The major flaw in the book is its length. The book itself ends on page 162. We are then given 29 pages of filmography. Granted, for selected movies in the filmography we are also treated to some dialog that illustrates Noonan's readings...but why not move these movies into the body of the book, discuss them, and leave out this superfluous filmography altogether?

In her chapter on 'Constructing a science fiction canon' Noonan describes the methodology she used in choosing the 114 Fifties films which she viewed in order to compile her theories. But of these 114 films, Noonan only gives us detailed descriptions of 10! She simply leaves one wanting more.

Overall, I found this book an enjoyable read. I confess that I didn't agree with quite a few of the "readings" that Noonan puts on the incidents in specific films, for example, in Them!:

As Pat Medford rides through the Los Angeles sewers and reports via walkie-talkie from military vehicles just like the men, television news reports implore, "Stay in your homes. I repeat, stay in your homes. Your personal safety, the safety of the entire city, depends upon your full cooperation." The implication of this announcement linking home and safety is that if American women return to their homes, the family unit as we know it, as we needs it, will persevere.
But then Noonan goes on to say:

The paradox in the film is that if Pat Medford stays home, the beasts continue their reign of destruction all over the earth, because it is Pat Medford's knowledge and daring that significantly to their conquest.

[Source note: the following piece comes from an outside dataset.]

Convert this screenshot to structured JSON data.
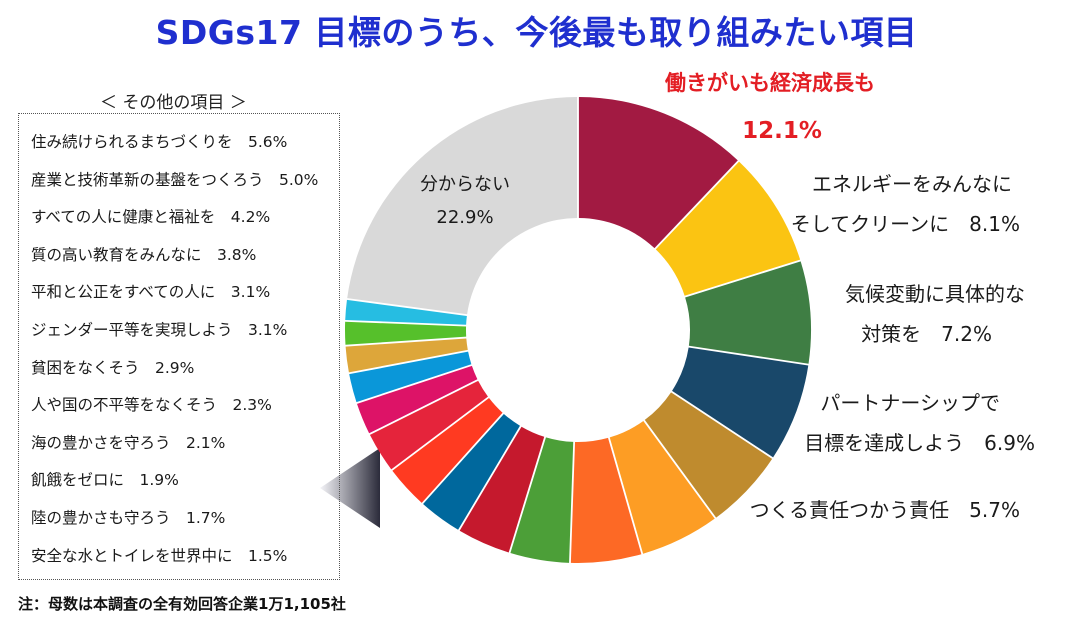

And then there's the ants:

Moreover, the rescue of the boys and ultimate conquest of the mutant ants can be read as a rebirth process whose total success depends on the extermination of bad females. The lone surviving queen has established a new nest in the sewer system under Los Angeles - 'Seven hundred miles of tunnels under the city,' according to a city official, who admits, 'We don't know where they go,' evoking an image of interminable vaginal canals, unfathomable to men.

As with most academic theories on film, the author seems, to me, to be "reaching" - ascribing to a whole group of filmmakers: scriptwriters and producers as well as actors - motives and intentions, usually of a sexual nature (witness horror historian David Skal's contention that the scar on the forehead of Boris Karloff's Creature (Frankenstein, 1931) represents a vagina) that are more insidious than can be possible.

But, to be fair, just because a viewer sees something in a movie (or other work) that its creator did not intend to put there, does not necessarily mean that that "something" is not actually there. It's all in the eye of the beholder. And in that sense, whether you agree with Noonan's readings or not, they do give one cause to think.